Teaching Guidance for 14-16
Lots of people believe that if an object such as an apple is irradiated then it
Wrong Track: I don't know much about irradiation of food, but it doesn't seem natural to me and I think that radiation would be left in the food. So I would avoid irradiated foodstuffs.
Right Lines: Careful irradiation of foodstuffs kills any bacteria on the food and this helps to preserve it for longer. The food itself can't become radioactive.

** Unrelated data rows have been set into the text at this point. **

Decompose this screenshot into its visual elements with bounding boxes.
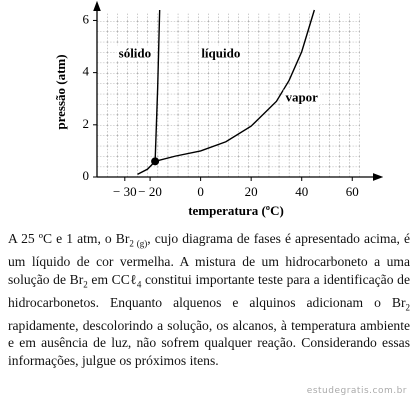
watermark: estudegratis.com.br [306, 386, 407, 396]
x-tick-label: 60 [346, 184, 359, 199]
subscript: 2 [405, 302, 411, 313]
y-tick-label: 2 [83, 116, 90, 131]
subscript: 2 [83, 279, 88, 290]
paragraph: A 25 ºC e 1 atm, o Br2 (g), cujo diagram… [8, 230, 410, 369]
triple-point [151, 157, 160, 166]
text-run: rapidamente, descolorindo a solução, os … [8, 317, 410, 368]
x-tick-label: 20 [245, 184, 258, 199]
chart: pressão (atm) temperatura (ºC) − 30− 20 0… [53, 0, 384, 218]
x-tick-label: − 20 [138, 184, 162, 199]
text-run: A 25 ºC e 1 atm, o Br [8, 231, 130, 246]
region-label: líquido [201, 45, 240, 60]
y-tick-label: 0 [83, 168, 90, 183]
label-bg [283, 89, 321, 105]
region-label: vapor [285, 90, 318, 105]
phase-curve [154, 9, 316, 163]
label-bg [116, 45, 154, 61]
text-run: constitui importante teste para a identi… [8, 271, 410, 310]
x-tick-label: 40 [295, 184, 308, 199]
y-axis-label: pressão (atm) [53, 54, 68, 129]
text-run: , cujo diagrama de fases é apresentado a… [8, 231, 410, 287]
phase-curve [154, 9, 161, 162]
subscript: 4 [136, 279, 142, 290]
x-axis-label: temperatura (ºC) [188, 203, 284, 218]
y-tick-label: 6 [83, 11, 90, 26]
y-tick-label: 4 [83, 64, 90, 79]
text-run: em CCℓ [87, 271, 137, 287]
x-tick-label: 0 [197, 184, 204, 199]
region-label: sólido [119, 45, 152, 60]
label-bg [199, 45, 243, 61]
subscript: 2 (g) [129, 238, 148, 249]
minor-grid [97, 13, 360, 177]
x-tick-label: − 30 [113, 184, 137, 199]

Teaching and learning about irradiation
Thinking about the learning
The idea of irradiated objects necessarily becoming radioactive is quite common in everyday thinking but is not correct. Many believe that objects like syringes and dressings that are sterilised using radiation will become radioactive (and so emit radiation). Similar ideas are found regarding the irradiation of food. For example, some people are nervous that the radiation that is used to kill any
bugs around a box of apples, might actually make the apples radioactive. This kind of thinking involves seeing the radiation as somehow becoming stored inside the absorber (
I think that radiation would be left inside the food) such that it can be re-released later.
However, please be aware that irradiation with neutrons can result in nuclear changes, perhaps producing unstable nuclei. That's what the
careful is all about in the right lines quote – don't choose a radiation that can trigger nuclear changes.
Thinking about the teaching
This teaching and learning challenge takes us back once again to stressing the difference between irradiation and contamination.
Teacher: Cobalt–60 is commonly used in food irradiation. This source emits gamma radiation, which acts to kill any bacteria, viruses or insects on the food. The gamma radiation also irradiates the food and although there may be small chemical changes, it can't make the food radioactive. It's not as though any cobalt–60 is left on the food. This is not a case of contamination.